Question

Determine if the following statement is true or false. The relation y = x2 - 2 defines y as a function of x.

A. False, because each member of the domain corresponds to exactly one member of the range for the given equation.
B. True, because each member of the domain does not correspond to exactly one member of the range for the given equation. For example x = 0 corresponds to two y-values, 2 and -2.
C. True, because each member of the domain corresponds to exactly one member of the range for the given equation.
D. False, because each member of the domain does not correspond to exactly one member of the range for the given equation.
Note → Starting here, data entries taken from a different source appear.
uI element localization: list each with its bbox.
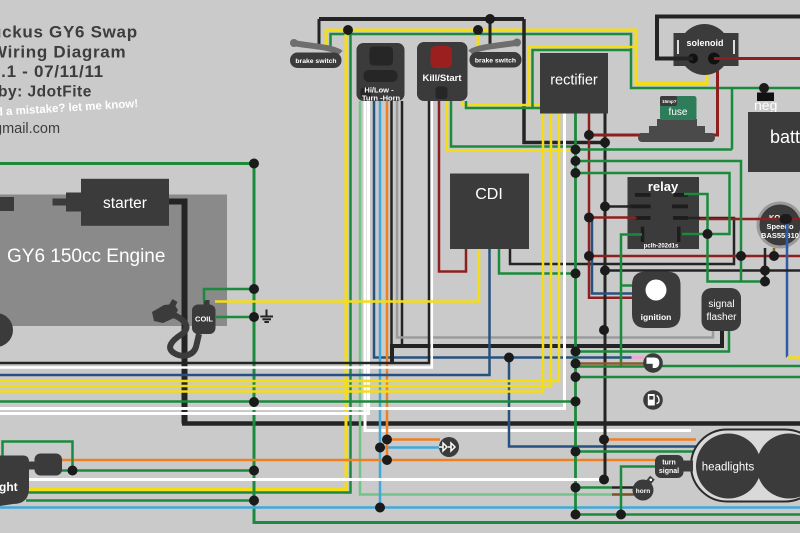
wire: dark red rail over KOSO bbox=[756, 218, 800, 221]
headlight bulb right bbox=[757, 434, 800, 499]
svg-text:solenoid: solenoid bbox=[686, 38, 723, 48]
wire: black hi/low drop 1 bbox=[390, 101, 393, 346]
node junction (575.5,149.5) bbox=[571, 145, 581, 155]
wire: green icon row bbox=[576, 365, 645, 368]
node junction (589,217.5) bbox=[584, 213, 594, 223]
wire: green main vertical bus bbox=[574, 114, 577, 515]
wire: black loop stub inside relay bbox=[688, 217, 700, 220]
wire: navy CDI to left edge bbox=[0, 249, 490, 375]
spark plug icon bbox=[152, 299, 178, 323]
wire: rectifier yellow pin 3 to left edge bbox=[0, 114, 559, 382]
wire: black hi/low drop 2 bbox=[401, 101, 404, 346]
wire: orange tail light to turn signal bbox=[61, 459, 655, 462]
svg-text:horn: horn bbox=[636, 488, 650, 495]
svg-text:Kill/Start: Kill/Start bbox=[422, 73, 462, 84]
svg-text:headlights: headlights bbox=[702, 462, 755, 474]
wire: dark red relay feed bbox=[589, 216, 635, 219]
svg-text:ignition: ignition bbox=[641, 312, 672, 322]
node junction (478,30) bbox=[473, 25, 483, 35]
wire: pale green from hi/low to horn bbox=[360, 101, 612, 495]
node junction (589,135) bbox=[584, 130, 594, 140]
node junction (575.5,451.5) bbox=[571, 447, 581, 457]
wire: black CDI to relay loop bbox=[510, 218, 734, 264]
wire: black relay feed bbox=[605, 205, 631, 208]
wire: black solenoid to top right edge bbox=[657, 17, 800, 59]
node junction (604,330) bbox=[599, 325, 609, 335]
tail light connector bbox=[35, 454, 63, 476]
svg-text:starter: starter bbox=[103, 195, 147, 212]
wire: black rectifier pin down to white-end bbox=[604, 114, 607, 480]
wire: green relay bottom-right pin bbox=[682, 233, 708, 236]
ignition coil body bbox=[192, 305, 216, 335]
relay pins bbox=[630, 193, 689, 242]
tail light connector link bbox=[29, 462, 36, 470]
wire: green turn signal drop bbox=[621, 467, 655, 515]
svg-text:pclh-202d1s: pclh-202d1s bbox=[644, 244, 679, 250]
wire: orange from black bus to headlights bbox=[604, 438, 696, 441]
horn bell bbox=[646, 475, 656, 485]
svg-text:signal: signal bbox=[659, 468, 679, 475]
wire: yellow tail light riser bbox=[28, 30, 346, 490]
svg-text:turn: turn bbox=[662, 460, 676, 467]
wire: gray hi/low to signal flasher bbox=[397, 101, 713, 338]
svg-text:relay: relay bbox=[648, 179, 679, 194]
node junction (254,402) bbox=[249, 397, 259, 407]
solenoid left terminal bbox=[688, 54, 698, 64]
wire: green kill/start to green bus bbox=[451, 101, 576, 150]
hi/low inner button 3 bbox=[361, 88, 372, 99]
wire: dark red rectifier pin down bbox=[589, 114, 632, 298]
node junction (707.5,234) bbox=[703, 229, 713, 239]
node junction (765,281.5) bbox=[760, 277, 770, 287]
wire: dark red fuse rail bbox=[589, 59, 718, 136]
engine crankcase bump bbox=[0, 313, 13, 347]
right brake lever bbox=[471, 39, 522, 53]
wire: green left rail to bus bbox=[0, 400, 576, 403]
wire: rectifier yellow pin 2 to left edge bbox=[0, 114, 551, 387]
wire: green branch into ignition bbox=[621, 284, 632, 287]
wire: pink tip into indicator icon bbox=[632, 356, 645, 359]
node junction (774,256) bbox=[769, 251, 779, 261]
svg-text:GY6 150cc Engine: GY6 150cc Engine bbox=[7, 246, 165, 267]
node junction (575.5,514.5) bbox=[571, 510, 581, 520]
wire: yellow top rail bbox=[326, 30, 707, 84]
wire: green icon row right bbox=[662, 365, 800, 368]
wire: navy from hi/low to indicator icon bbox=[374, 101, 632, 358]
node junction (575.5,173) bbox=[571, 168, 581, 178]
wire: black flasher bus bbox=[392, 331, 722, 363]
node junction (589,256) bbox=[584, 251, 594, 261]
ground symbol bbox=[260, 310, 273, 323]
svg-text:batter: batter bbox=[770, 127, 800, 147]
wire: light blue from hi/low down bbox=[379, 101, 382, 508]
wire: green tail light lower rail bbox=[26, 499, 254, 502]
svg-text:Wiring Diagram: Wiring Diagram bbox=[0, 43, 126, 62]
node junction (575.5,363.5) bbox=[571, 359, 581, 369]
title text block bbox=[0, 23, 139, 138]
node junction (387,460) bbox=[382, 455, 392, 465]
svg-text:fuse: fuse bbox=[669, 107, 688, 118]
starter nozzle step 2 bbox=[53, 199, 67, 206]
node: speedo blue junction bbox=[780, 214, 790, 224]
wire: navy relay area to ignition bbox=[592, 219, 632, 294]
wire: green relay left pin to ignition and icon row bbox=[621, 235, 642, 367]
node junction (254,500.5) bbox=[249, 496, 259, 506]
wire: orange stub to passing icon bbox=[387, 438, 440, 441]
spark plug cable bbox=[170, 315, 199, 356]
kill switch red button bbox=[431, 46, 453, 68]
battery negative terminal bbox=[757, 93, 774, 102]
node junction (575.5,161) bbox=[571, 156, 581, 166]
wire: yellow kill/start to green bus bbox=[447, 101, 576, 151]
coil terminal nipple bbox=[204, 300, 210, 307]
node junction (764,88) bbox=[759, 83, 769, 93]
wire: green bus to solenoid loop joint bbox=[576, 148, 733, 151]
node junction (741,256) bbox=[736, 251, 746, 261]
svg-text:ght: ght bbox=[0, 480, 18, 494]
node junction (575.5,351.5) bbox=[571, 347, 581, 357]
passing switch icon bbox=[439, 437, 459, 457]
hi/low inner button 2 bbox=[364, 70, 398, 82]
node junction (604,439.5) bbox=[599, 435, 609, 445]
wire: rectifier white pin to left edge bbox=[0, 114, 565, 409]
starter nozzle step 1 bbox=[66, 193, 82, 212]
fuse amp tag bbox=[660, 96, 677, 106]
kill/start switch module bbox=[417, 42, 468, 101]
node junction (575.5,401.5) bbox=[571, 397, 581, 407]
svg-text:brake switch: brake switch bbox=[475, 58, 516, 65]
wire: green coil to ground bbox=[215, 316, 256, 319]
svg-text:CDI: CDI bbox=[475, 186, 503, 203]
wire: green flasher pin to bus bbox=[576, 331, 730, 352]
node junction (604,479.5) bbox=[599, 475, 609, 485]
left brake switch label bbox=[290, 53, 342, 69]
KOSO speedo bbox=[757, 202, 800, 249]
fuel gauge icon bbox=[643, 390, 663, 410]
wire: green rail 377 bbox=[576, 376, 800, 379]
wire: orange from hi/low down bbox=[386, 101, 389, 460]
wire: black drop to left brake lever bbox=[318, 19, 321, 45]
node junction (787,219) bbox=[782, 214, 792, 224]
tail light body bbox=[0, 456, 29, 507]
wire: green kill/start right to rectifier bbox=[466, 101, 540, 108]
wire: dark red rail right of relay over KOSO bbox=[699, 218, 800, 221]
node junction (765,270.5) bbox=[760, 266, 770, 276]
turn signal connector stub bbox=[680, 461, 693, 472]
node junction (605,206.5) bbox=[600, 202, 610, 212]
node junction (348,30) bbox=[343, 25, 353, 35]
wire: green coil to main bus top bbox=[204, 289, 254, 301]
wire: green bus to headlights bbox=[576, 450, 697, 453]
wire: starter black to ground bus bbox=[169, 202, 185, 424]
headlight bulb left bbox=[696, 434, 761, 499]
starter motor body bbox=[81, 179, 169, 226]
wire: black ground bus bottom bbox=[182, 421, 800, 426]
wire: dark red main rail bbox=[589, 255, 800, 258]
rectifier box bbox=[540, 53, 608, 114]
CDI box bbox=[450, 174, 529, 250]
wire: dark red feed stub inside relay bbox=[627, 217, 637, 220]
relay box bbox=[628, 177, 700, 249]
solenoid right terminal bbox=[708, 53, 720, 65]
ignition switch body bbox=[632, 272, 681, 329]
battery box bbox=[748, 112, 800, 172]
wire: black KOSO pin bbox=[764, 248, 767, 282]
svg-text:neg: neg bbox=[754, 97, 777, 113]
node junction (254,163.5) bbox=[249, 159, 259, 169]
wire: green relay top pin loop down to KOSO row bbox=[684, 194, 765, 282]
wire: black kill/start to left edge bbox=[0, 101, 429, 363]
fuse holder base bbox=[640, 119, 713, 140]
engine left lug bbox=[0, 197, 14, 211]
node junction (387,439.5) bbox=[382, 435, 392, 445]
svg-text:flasher: flasher bbox=[706, 312, 737, 323]
horn bbox=[633, 480, 654, 501]
wire: black feed stub inside relay bbox=[627, 205, 631, 208]
hi/low-turn-horn switch module bbox=[357, 43, 405, 101]
wire: olive KOSO pin bbox=[773, 248, 776, 256]
svg-text:signal: signal bbox=[708, 299, 734, 310]
node junction (605,270.5) bbox=[600, 266, 610, 276]
wire: green from bus to relay right loop bbox=[576, 173, 730, 234]
svg-text:by: JdotFite: by: JdotFite bbox=[0, 84, 92, 101]
engine block bbox=[0, 195, 227, 327]
wire: black tip into horn bbox=[612, 486, 634, 489]
wire: navy drop to headlights bbox=[509, 358, 696, 447]
node junction (509,357.5) bbox=[504, 353, 514, 363]
turn indicator icon bbox=[643, 353, 663, 373]
fuse body bbox=[660, 96, 697, 120]
svg-text:brake switch: brake switch bbox=[295, 58, 336, 65]
node junction (254,289) bbox=[249, 284, 259, 294]
wire: green wrap corner bbox=[533, 50, 633, 108]
wire: black drop to right brake lever bbox=[489, 19, 492, 47]
wire: brown bus to indicator icon bbox=[576, 362, 645, 365]
wire: green tail light riser bbox=[28, 34, 351, 493]
wire: white kill/start to left edge bbox=[0, 101, 432, 368]
wire: black top rail bbox=[319, 17, 524, 21]
wire: black elbow down to relay black feed bbox=[524, 19, 605, 143]
wire: rectifier yellow pin 1 to left edge bbox=[0, 114, 543, 392]
hi/low inner button 1 bbox=[370, 47, 394, 66]
node junction (380,447.5) bbox=[375, 443, 385, 453]
wire: black rail from black bus to right edge bbox=[605, 269, 800, 272]
svg-text:gmail.com: gmail.com bbox=[0, 121, 60, 137]
left brake lever bbox=[290, 39, 341, 53]
svg-text:COIL: COIL bbox=[195, 315, 213, 324]
node junction (490,19) bbox=[485, 14, 495, 24]
wire: white from hi/low to left edge bbox=[0, 101, 369, 414]
node junction (575.5,487.5) bbox=[571, 483, 581, 493]
wire: yellow kill/start right to rectifier bbox=[462, 101, 540, 105]
node junction (254,317) bbox=[249, 312, 259, 322]
wire: green CDI to green bus bbox=[499, 249, 576, 274]
headlights container bbox=[691, 430, 800, 502]
wire: white from hi/low to headlights bbox=[365, 101, 691, 431]
svg-text:Speedo: Speedo bbox=[766, 222, 794, 231]
wire: brown tip into horn bbox=[612, 493, 634, 496]
node junction (605,142.5) bbox=[600, 138, 610, 148]
svg-text:1.1 - 07/11/11: 1.1 - 07/11/11 bbox=[0, 62, 104, 81]
node junction (72.5,470.5) bbox=[68, 466, 78, 476]
signal flasher box bbox=[702, 288, 742, 331]
wire: green drop to rectifier green bus bbox=[731, 88, 734, 150]
wire: yellow speedo stub bbox=[787, 356, 800, 359]
solenoid body bbox=[674, 33, 739, 66]
right brake switch label bbox=[470, 52, 522, 68]
wire: yellow CDI to coil bbox=[215, 249, 479, 302]
wire: white tail light rail bbox=[26, 478, 605, 481]
wire: yellow wrap corner bbox=[529, 47, 638, 105]
wire: light blue bottom rail bbox=[0, 506, 800, 509]
wire: dark red solenoid to right edge bbox=[714, 57, 800, 60]
turn signal label bbox=[655, 455, 684, 478]
wire: green bus to horn bbox=[576, 486, 613, 489]
node junction (621,514.5) bbox=[616, 510, 626, 520]
wire: blue speedo drop over KOSO bbox=[786, 219, 789, 248]
wire: yellow drop to right brake lever bbox=[477, 30, 480, 48]
wire: green from bus down right of battery bbox=[576, 161, 742, 282]
wire: green bus bottom rail bbox=[576, 513, 800, 516]
wire: green battery neg stub bbox=[763, 88, 766, 93]
wire: green tail light rail bbox=[61, 469, 254, 472]
wire: green tail light top loop bbox=[3, 442, 73, 471]
svg-text:15mp?: 15mp? bbox=[662, 99, 677, 104]
wire: dark red kill/start to CDI bbox=[439, 101, 466, 272]
node junction (254,470.5) bbox=[249, 466, 259, 476]
node junction (380,507.5) bbox=[375, 503, 385, 513]
svg-text:BAS55B10: BAS55B10 bbox=[761, 231, 799, 240]
node junction (575.5,377) bbox=[571, 372, 581, 382]
wire: green engine rail to main green bus bbox=[0, 164, 800, 523]
wire: light blue stub to passing icon bbox=[380, 446, 440, 449]
svg-text:uckus GY6 Swap: uckus GY6 Swap bbox=[0, 23, 138, 42]
start button bbox=[436, 87, 448, 100]
svg-text:rectifier: rectifier bbox=[550, 73, 598, 89]
wire: green top rail bbox=[331, 34, 800, 88]
wire: blue speedo drop bbox=[786, 219, 789, 358]
node junction (575.5,273.5) bbox=[571, 269, 581, 279]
For example x = 0 corresponds to two y-values, 2 and -2.

Answer 1

The correct answer to whether the relation y = x^2 - 2 defines y as a function of x is true; for each x-value in the domain, there is exactly one corresponding y-value in the range.

Step-by-step explanation:

The statement 'The relation y = x2 - 2 defines y as a function of x' is true, because for each value of the domain (x), there corresponds exactly one value in the range (y). When we look at a specific example such as x = 0, plugging it into the equation y = x2 - 2 gives us y = 02 - 2, which simplifies to y = -2. There is only one y-value for this x-value, not two as the incorrect choice suggests. Therefore, the correct answer is C, because each member of the domain corresponds to exactly one member of the range for the given equation.